What Does the Close Senate Race Mean for the Future of Virginia Politics?

Eighteen years ago, Mark Warner found himself in a similar situation as his challenger Ed Gillespie is in now, recalls The Richmond Times-Dispatch.

In 1996 Mark Warner lost a race challenging Republican Sen. John W. Warner by 5 percentage points, but this close race allowed Mark Warner and his supporters to remain confident that he had a future in Virginia politics.

Analysts are hinting that the close race between Warner and Gillespie may result in Gillespie having a similar future after losing by fewer than 17,00 votes.

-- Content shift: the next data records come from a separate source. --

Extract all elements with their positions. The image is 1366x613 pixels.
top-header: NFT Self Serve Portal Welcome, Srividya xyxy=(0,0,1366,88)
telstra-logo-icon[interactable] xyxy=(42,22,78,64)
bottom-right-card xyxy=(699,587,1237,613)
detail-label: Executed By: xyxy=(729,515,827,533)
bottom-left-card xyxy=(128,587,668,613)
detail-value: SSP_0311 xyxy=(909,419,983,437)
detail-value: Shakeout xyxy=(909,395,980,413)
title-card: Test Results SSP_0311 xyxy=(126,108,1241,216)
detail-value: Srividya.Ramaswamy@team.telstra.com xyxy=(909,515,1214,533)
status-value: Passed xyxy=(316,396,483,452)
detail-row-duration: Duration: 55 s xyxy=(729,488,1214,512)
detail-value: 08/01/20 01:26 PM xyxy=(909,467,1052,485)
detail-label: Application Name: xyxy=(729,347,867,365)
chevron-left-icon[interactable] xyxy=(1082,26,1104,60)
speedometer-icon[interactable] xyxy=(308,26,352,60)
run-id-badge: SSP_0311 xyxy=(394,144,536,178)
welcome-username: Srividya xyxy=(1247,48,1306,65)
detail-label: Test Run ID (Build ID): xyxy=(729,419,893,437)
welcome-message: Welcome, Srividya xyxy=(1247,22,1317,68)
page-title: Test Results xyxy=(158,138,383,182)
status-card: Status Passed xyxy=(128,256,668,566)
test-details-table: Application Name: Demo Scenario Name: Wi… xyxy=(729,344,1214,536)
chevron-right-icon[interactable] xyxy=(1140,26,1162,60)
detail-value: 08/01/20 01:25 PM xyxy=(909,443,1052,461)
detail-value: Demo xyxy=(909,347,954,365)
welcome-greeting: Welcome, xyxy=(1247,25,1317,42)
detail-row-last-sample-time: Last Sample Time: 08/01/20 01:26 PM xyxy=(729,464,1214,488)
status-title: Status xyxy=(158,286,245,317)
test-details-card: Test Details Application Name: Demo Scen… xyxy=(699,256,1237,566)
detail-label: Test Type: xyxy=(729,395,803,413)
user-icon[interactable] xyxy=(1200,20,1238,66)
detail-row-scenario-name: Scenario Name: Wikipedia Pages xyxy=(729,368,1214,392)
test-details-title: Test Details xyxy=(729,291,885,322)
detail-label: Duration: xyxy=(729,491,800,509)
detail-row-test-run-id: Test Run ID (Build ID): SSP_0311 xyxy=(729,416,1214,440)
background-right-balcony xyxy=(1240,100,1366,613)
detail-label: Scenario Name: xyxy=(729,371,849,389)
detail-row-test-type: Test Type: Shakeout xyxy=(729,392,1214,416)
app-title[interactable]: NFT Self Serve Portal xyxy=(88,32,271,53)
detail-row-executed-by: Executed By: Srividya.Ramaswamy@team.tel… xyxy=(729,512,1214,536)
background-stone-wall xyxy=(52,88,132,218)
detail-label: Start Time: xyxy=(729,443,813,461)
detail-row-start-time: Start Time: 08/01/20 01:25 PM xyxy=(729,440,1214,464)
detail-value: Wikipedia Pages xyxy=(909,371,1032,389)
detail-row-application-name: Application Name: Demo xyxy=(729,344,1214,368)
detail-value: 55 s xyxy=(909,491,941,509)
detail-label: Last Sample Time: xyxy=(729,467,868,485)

Gillespie’s success energized the state’s Republican party who had lost four straight senate races, two straight presidential elections and suffered a Democratic sweep in 2013 for governor, lieutenant governor and attorney general.

Gillespie’s  little financial support from outside of Virginia, lack of experience in running for elected office and no name recognition made it even more surprising that he almost defeated Warner, who had previously enjoyed the luxury of being polled as Virginia’s most popular politician.

Ed Gillespie’s success in his campaign against Warner leaves him poised to have a second act. He now will have his “first pick” if he decided to pursue the Republican nomination for governor in 2017 or to take on a race against U.S. Sen. Timothy Kaine (D) in 2018.